Кроме света наружу выливалась еще и мелодия, выпеваемая простым и выпуклым Никиным голосом и поддерживаемая незатейливыми аккордами не ученой музыке руки.
Тогда все пели Окуджаву, а Георгий, единственный из всех, не любил этих песен. Они раздражали его манжетами и бархатом камзолов, синевой и позолотой, запахами молока и меда, всей романтической прелестью, а главное, может быть, тем, что они были пленительны, против его воли вползали в душу, долго еще звучали и оставляли в памяти какой-то след.
Работа его многие годы была связана с палеозоологией, мертвейшей из наук, и это придало странную особенность его восприятию: все в мире делилось на твердое и мягкое. Мягкое ласкало чувства, пахло, было сладким или отталкивающим — словом, было связано с эмоциональными реакциями. А твердое определяло сущность явления, было его скелетом. Георгию достаточно было взять в руки одну створку устрицы, вмурованную в склон холма где-нибудь в Фергане или здесь, под Алчаком, чтобы определить, в каком из десяти ярусов палеогена жил этот мясистый, давно исчезнувший моллюск, его крепкая мышца и примитивные нервные узлы, то есть все то, что составляло незначительную мякоть. Так и песни эти казались Георгию мякотью, сплошной мякотью, в отличие, скажем, от песен Шуберта, в которых он чувствовал музыкальный костяк, благо что и немецкого языка он не знал.
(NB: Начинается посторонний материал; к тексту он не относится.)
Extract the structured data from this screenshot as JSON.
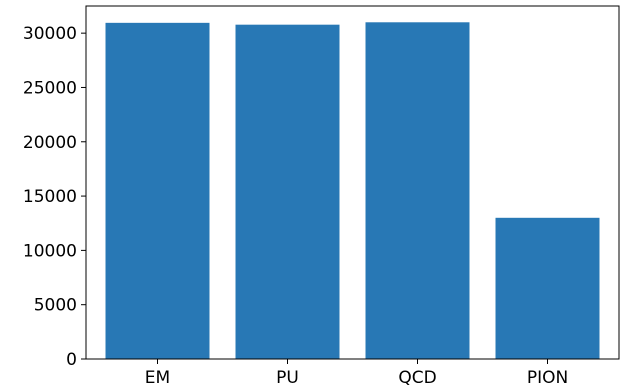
{
  "chart_data": {
    "type": "bar",
    "categories": [
      "EM",
      "PU",
      "QCD",
      "PION"
    ],
    "values": [
      30950,
      30780,
      31000,
      13000
    ],
    "yticks": [
      0,
      5000,
      10000,
      15000,
      20000,
      25000,
      30000
    ],
    "ylim": [
      0,
      32500
    ],
    "title": "",
    "xlabel": "",
    "ylabel": "",
    "bar_color": "#2878b5",
    "grid": false
  }
}
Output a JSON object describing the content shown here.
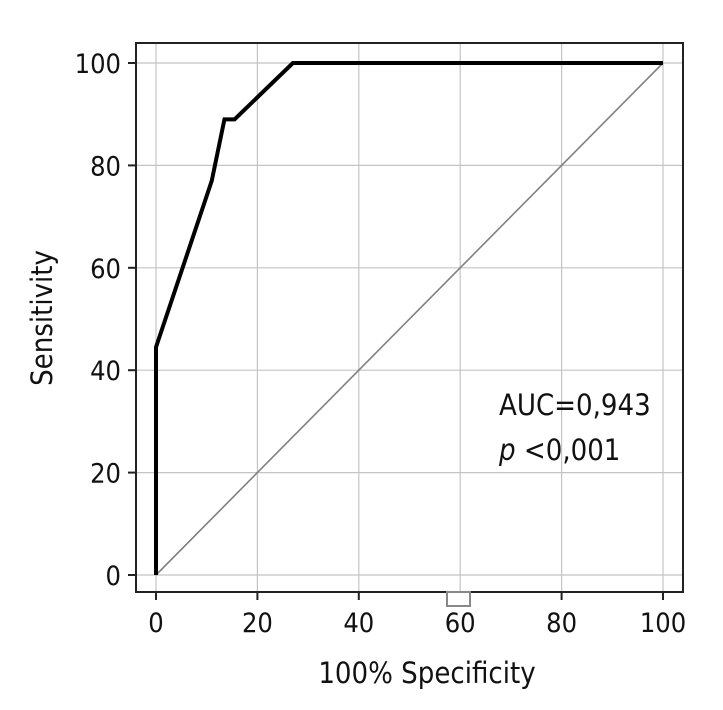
{
  "chart_data": {
    "type": "line",
    "title": "",
    "xlabel": "100% Specificity",
    "ylabel": "Sensitivity",
    "xlim": [
      0,
      100
    ],
    "ylim": [
      0,
      100
    ],
    "xticks": [
      "0",
      "20",
      "40",
      "60",
      "80",
      "100"
    ],
    "yticks": [
      "0",
      "20",
      "40",
      "60",
      "80",
      "100"
    ],
    "grid": true,
    "legend": "none",
    "series": [
      {
        "color": "#000000",
        "x": [
          0,
          0,
          11,
          13.5,
          15.5,
          27,
          100
        ],
        "y": [
          0,
          44.5,
          77,
          89,
          89,
          100,
          100
        ]
      },
      {
        "color": "#808080",
        "x": [
          0,
          100
        ],
        "y": [
          0,
          100
        ]
      }
    ],
    "annotations": {
      "auc": "AUC=0,943",
      "p_symbol": "p",
      "p_value": " <0,001"
    }
  }
}
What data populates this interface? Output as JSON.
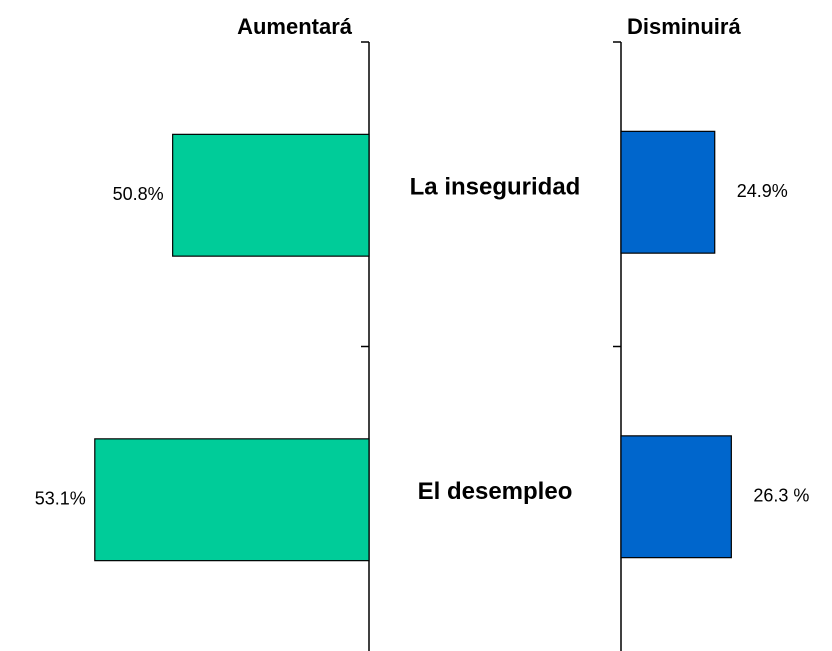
{
  "chart_data": {
    "type": "bar",
    "orientation": "horizontal",
    "categories": [
      "La inseguridad",
      "El desempleo"
    ],
    "series": [
      {
        "name": "Aumentará",
        "color": "#00cc99",
        "direction": "reversed",
        "xlim": [
          45,
          55.9
        ],
        "values": [
          50.8,
          53.1
        ],
        "value_labels": [
          "50.8%",
          "53.1%"
        ]
      },
      {
        "name": "Disminuirá",
        "color": "#0066cc",
        "direction": "normal",
        "xlim": [
          17,
          34.7
        ],
        "values": [
          24.9,
          26.3
        ],
        "value_labels": [
          "24.9%",
          "26.3 %"
        ]
      }
    ]
  }
}
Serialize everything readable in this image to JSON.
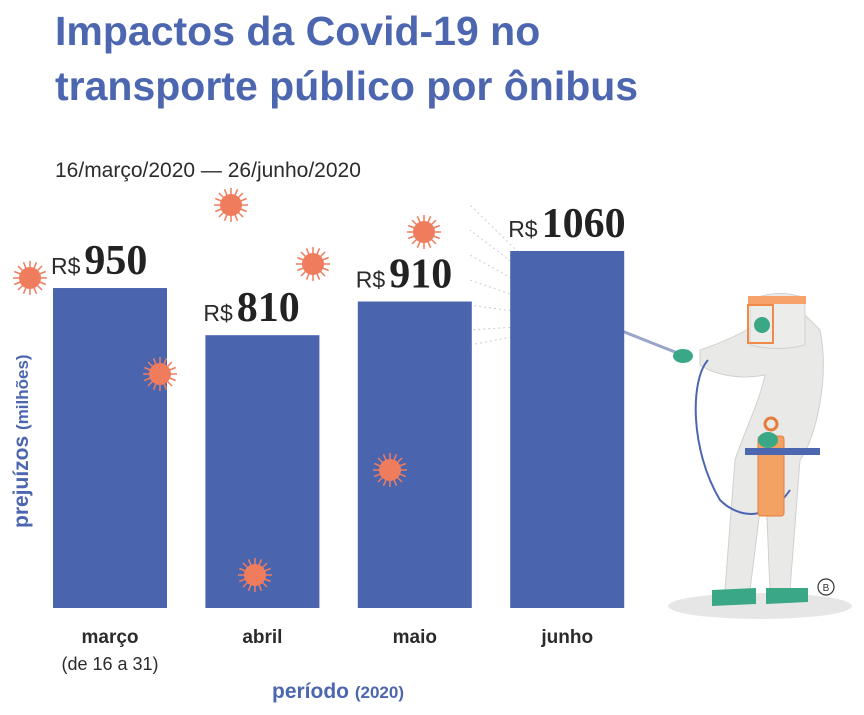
{
  "chart_data": {
    "type": "bar",
    "title": [
      "Impactos da Covid-19 no",
      "transporte público por ônibus"
    ],
    "subtitle": "16/março/2020 — 26/junho/2020",
    "categories": [
      "março",
      "abril",
      "maio",
      "junho"
    ],
    "category_notes": [
      "(de 16 a 31)",
      null,
      null,
      null
    ],
    "values": [
      950,
      810,
      910,
      1060
    ],
    "value_prefix": "R$",
    "color": "#4a64ad",
    "y_label": "prejuízos",
    "y_unit": "(milhões)",
    "x_label": "período",
    "x_unit": "(2020)"
  }
}
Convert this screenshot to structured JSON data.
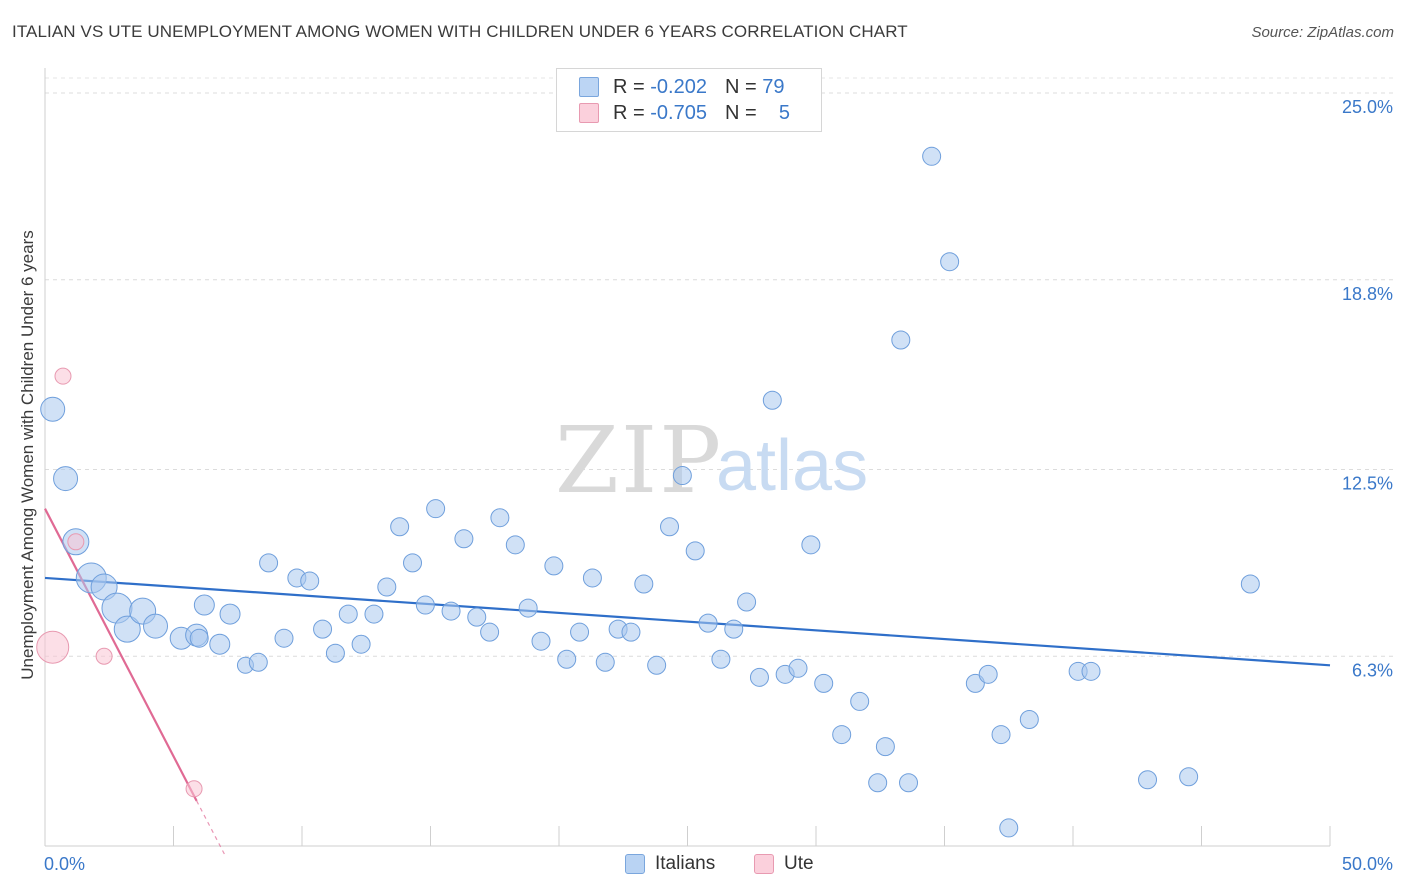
{
  "title": "ITALIAN VS UTE UNEMPLOYMENT AMONG WOMEN WITH CHILDREN UNDER 6 YEARS CORRELATION CHART",
  "source": "Source: ZipAtlas.com",
  "watermark": {
    "zip": "ZIP",
    "atlas": "atlas"
  },
  "legend": {
    "r_label": "R =",
    "n_label": "N =",
    "rows": [
      {
        "series": "Italians",
        "r": "-0.202",
        "n": "79",
        "color": "#a9c8ef",
        "border": "#7aa6dd"
      },
      {
        "series": "Ute",
        "r": "-0.705",
        "n": "5",
        "color": "#f9c5d3",
        "border": "#e89ab1"
      }
    ]
  },
  "bottom_legend": [
    {
      "label": "Italians",
      "color": "#b9d3f3",
      "border": "#7aa6dd"
    },
    {
      "label": "Ute",
      "color": "#fbd0dc",
      "border": "#e89ab1"
    }
  ],
  "chart_data": {
    "type": "scatter",
    "title": "ITALIAN VS UTE UNEMPLOYMENT AMONG WOMEN WITH CHILDREN UNDER 6 YEARS CORRELATION CHART",
    "xlabel": "",
    "ylabel": "Unemployment Among Women with Children Under 6 years",
    "xlim": [
      0,
      50
    ],
    "ylim": [
      0,
      25.5
    ],
    "x_tick_labels": [
      "0.0%",
      "50.0%"
    ],
    "y_tick_labels": [
      {
        "value": 25.0,
        "label": "25.0%"
      },
      {
        "value": 18.8,
        "label": "18.8%"
      },
      {
        "value": 12.5,
        "label": "12.5%"
      },
      {
        "value": 6.3,
        "label": "6.3%"
      }
    ],
    "grid": true,
    "legend_placement": "top-center",
    "series": [
      {
        "name": "Italians",
        "color": "#a9c8ef",
        "stroke": "#6f9fdc",
        "line_color": "#2f6fc9",
        "trend": {
          "x": [
            0,
            50
          ],
          "y": [
            8.9,
            6.0
          ]
        },
        "points": [
          {
            "x": 0.3,
            "y": 14.5,
            "s": 12
          },
          {
            "x": 0.8,
            "y": 12.2,
            "s": 12
          },
          {
            "x": 1.2,
            "y": 10.1,
            "s": 13
          },
          {
            "x": 1.8,
            "y": 8.9,
            "s": 15
          },
          {
            "x": 2.3,
            "y": 8.6,
            "s": 13
          },
          {
            "x": 2.8,
            "y": 7.9,
            "s": 15
          },
          {
            "x": 3.2,
            "y": 7.2,
            "s": 13
          },
          {
            "x": 3.8,
            "y": 7.8,
            "s": 13
          },
          {
            "x": 4.3,
            "y": 7.3,
            "s": 12
          },
          {
            "x": 5.3,
            "y": 6.9,
            "s": 11
          },
          {
            "x": 5.9,
            "y": 7.0,
            "s": 11
          },
          {
            "x": 6.2,
            "y": 8.0,
            "s": 10
          },
          {
            "x": 6.8,
            "y": 6.7,
            "s": 10
          },
          {
            "x": 7.2,
            "y": 7.7,
            "s": 10
          },
          {
            "x": 7.8,
            "y": 6.0,
            "s": 8
          },
          {
            "x": 8.3,
            "y": 6.1,
            "s": 9
          },
          {
            "x": 8.7,
            "y": 9.4,
            "s": 9
          },
          {
            "x": 9.3,
            "y": 6.9,
            "s": 9
          },
          {
            "x": 9.8,
            "y": 8.9,
            "s": 9
          },
          {
            "x": 10.3,
            "y": 8.8,
            "s": 9
          },
          {
            "x": 10.8,
            "y": 7.2,
            "s": 9
          },
          {
            "x": 11.3,
            "y": 6.4,
            "s": 9
          },
          {
            "x": 11.8,
            "y": 7.7,
            "s": 9
          },
          {
            "x": 12.3,
            "y": 6.7,
            "s": 9
          },
          {
            "x": 12.8,
            "y": 7.7,
            "s": 9
          },
          {
            "x": 13.3,
            "y": 8.6,
            "s": 9
          },
          {
            "x": 13.8,
            "y": 10.6,
            "s": 9
          },
          {
            "x": 14.3,
            "y": 9.4,
            "s": 9
          },
          {
            "x": 14.8,
            "y": 8.0,
            "s": 9
          },
          {
            "x": 15.2,
            "y": 11.2,
            "s": 9
          },
          {
            "x": 15.8,
            "y": 7.8,
            "s": 9
          },
          {
            "x": 16.3,
            "y": 10.2,
            "s": 9
          },
          {
            "x": 16.8,
            "y": 7.6,
            "s": 9
          },
          {
            "x": 17.3,
            "y": 7.1,
            "s": 9
          },
          {
            "x": 17.7,
            "y": 10.9,
            "s": 9
          },
          {
            "x": 18.3,
            "y": 10.0,
            "s": 9
          },
          {
            "x": 18.8,
            "y": 7.9,
            "s": 9
          },
          {
            "x": 19.3,
            "y": 6.8,
            "s": 9
          },
          {
            "x": 19.8,
            "y": 9.3,
            "s": 9
          },
          {
            "x": 20.3,
            "y": 6.2,
            "s": 9
          },
          {
            "x": 20.8,
            "y": 7.1,
            "s": 9
          },
          {
            "x": 21.3,
            "y": 8.9,
            "s": 9
          },
          {
            "x": 21.8,
            "y": 6.1,
            "s": 9
          },
          {
            "x": 22.3,
            "y": 7.2,
            "s": 9
          },
          {
            "x": 22.8,
            "y": 7.1,
            "s": 9
          },
          {
            "x": 23.3,
            "y": 8.7,
            "s": 9
          },
          {
            "x": 23.8,
            "y": 6.0,
            "s": 9
          },
          {
            "x": 24.3,
            "y": 10.6,
            "s": 9
          },
          {
            "x": 24.8,
            "y": 12.3,
            "s": 9
          },
          {
            "x": 25.3,
            "y": 9.8,
            "s": 9
          },
          {
            "x": 25.8,
            "y": 7.4,
            "s": 9
          },
          {
            "x": 26.3,
            "y": 6.2,
            "s": 9
          },
          {
            "x": 26.8,
            "y": 7.2,
            "s": 9
          },
          {
            "x": 27.3,
            "y": 8.1,
            "s": 9
          },
          {
            "x": 27.8,
            "y": 5.6,
            "s": 9
          },
          {
            "x": 28.3,
            "y": 14.8,
            "s": 9
          },
          {
            "x": 28.8,
            "y": 5.7,
            "s": 9
          },
          {
            "x": 29.3,
            "y": 5.9,
            "s": 9
          },
          {
            "x": 29.8,
            "y": 10.0,
            "s": 9
          },
          {
            "x": 30.3,
            "y": 5.4,
            "s": 9
          },
          {
            "x": 31.0,
            "y": 3.7,
            "s": 9
          },
          {
            "x": 31.7,
            "y": 4.8,
            "s": 9
          },
          {
            "x": 32.4,
            "y": 2.1,
            "s": 9
          },
          {
            "x": 32.7,
            "y": 3.3,
            "s": 9
          },
          {
            "x": 33.3,
            "y": 16.8,
            "s": 9
          },
          {
            "x": 33.6,
            "y": 2.1,
            "s": 9
          },
          {
            "x": 34.5,
            "y": 22.9,
            "s": 9
          },
          {
            "x": 35.2,
            "y": 19.4,
            "s": 9
          },
          {
            "x": 36.2,
            "y": 5.4,
            "s": 9
          },
          {
            "x": 36.7,
            "y": 5.7,
            "s": 9
          },
          {
            "x": 37.2,
            "y": 3.7,
            "s": 9
          },
          {
            "x": 37.5,
            "y": 0.6,
            "s": 9
          },
          {
            "x": 38.3,
            "y": 4.2,
            "s": 9
          },
          {
            "x": 40.2,
            "y": 5.8,
            "s": 9
          },
          {
            "x": 40.7,
            "y": 5.8,
            "s": 9
          },
          {
            "x": 42.9,
            "y": 2.2,
            "s": 9
          },
          {
            "x": 44.5,
            "y": 2.3,
            "s": 9
          },
          {
            "x": 46.9,
            "y": 8.7,
            "s": 9
          },
          {
            "x": 6.0,
            "y": 6.9,
            "s": 9
          }
        ]
      },
      {
        "name": "Ute",
        "color": "#f9c5d3",
        "stroke": "#e89ab1",
        "line_color": "#e06a94",
        "trend": {
          "x": [
            0,
            5.9
          ],
          "y": [
            11.2,
            1.5
          ]
        },
        "trend_dashed_extension": {
          "x": [
            5.9,
            7.0
          ],
          "y": [
            1.5,
            -0.3
          ]
        },
        "points": [
          {
            "x": 0.3,
            "y": 6.6,
            "s": 16
          },
          {
            "x": 0.7,
            "y": 15.6,
            "s": 8
          },
          {
            "x": 1.2,
            "y": 10.1,
            "s": 8
          },
          {
            "x": 2.3,
            "y": 6.3,
            "s": 8
          },
          {
            "x": 5.8,
            "y": 1.9,
            "s": 8
          }
        ]
      }
    ]
  }
}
Он придавил окурок плоским камешком и вошел в кухню, сел в самый темный угол, откуда так хорошо видна была Нора с милым и сонным лицом.
"Такая северная девочка, не очень счастливая с виду, — размышлял он.
— Петербурженка. Есть такой тип анемичных блондинок, с прозрачностью в пальцах, с голубыми венками, с тонкими лодыжками и запястьями… и сосок у нее, наверное, бледно-розовый…"
И его обдало вдруг жаром. А она, как будто почувствовав его мысли, прикрыла лицо прозрачными ладонями.
Юность его, с геологическими партиями, с поварихами из отчаянных местных, лаборантками и всегда готовыми подставить под комариные укусы мускулистые бедра подругами-геологинями, была давно позади. Из армянской смеси упрямства и лени, а также из-за приверженности мифологии семьи, внушенной матерью, наперекор общепринятой легкости, всем привычкам его круга, наперекор снисходительной насмешливости друзей он хранил угрюмую верность толстой Зойке, но никогда не мог вспомнить, как ни старался, чем же она ему понравилась пятнадцать лет тому назад. Ничего, кроме трогательного жеста складывания беленьких носочков ровненько, один на другой… И он снова вышел из кухни, чтобы отдохнуть от волнующего воздуха внутри, который вскипал пузырьками, раздражал, возбуждал.
«Ушел», — с огорчением отметила Нора.
Не было на кухне и Маши. Еще с полдороги, возвращаясь, она почувствовала противную чесотку в крови и поняла, что на нее надвигается один из редких и необъяснимых приступов. Муж ее Алик, врач, размышляющий над каждой болезнью как над самостоятельной задачей, считал, что у Маши какая-то редкая форма сосудистой аллергии. Однажды такой приступ начался на его глазах в деревне, куда они приехали справлять Новый год. Маша прикоснулась рукой к медному соску рукомойника, и он оставил след, подобный ожогу. Через два часа у нее поднялась температура, а к вечеру она вся покрылась аллергической сыпью.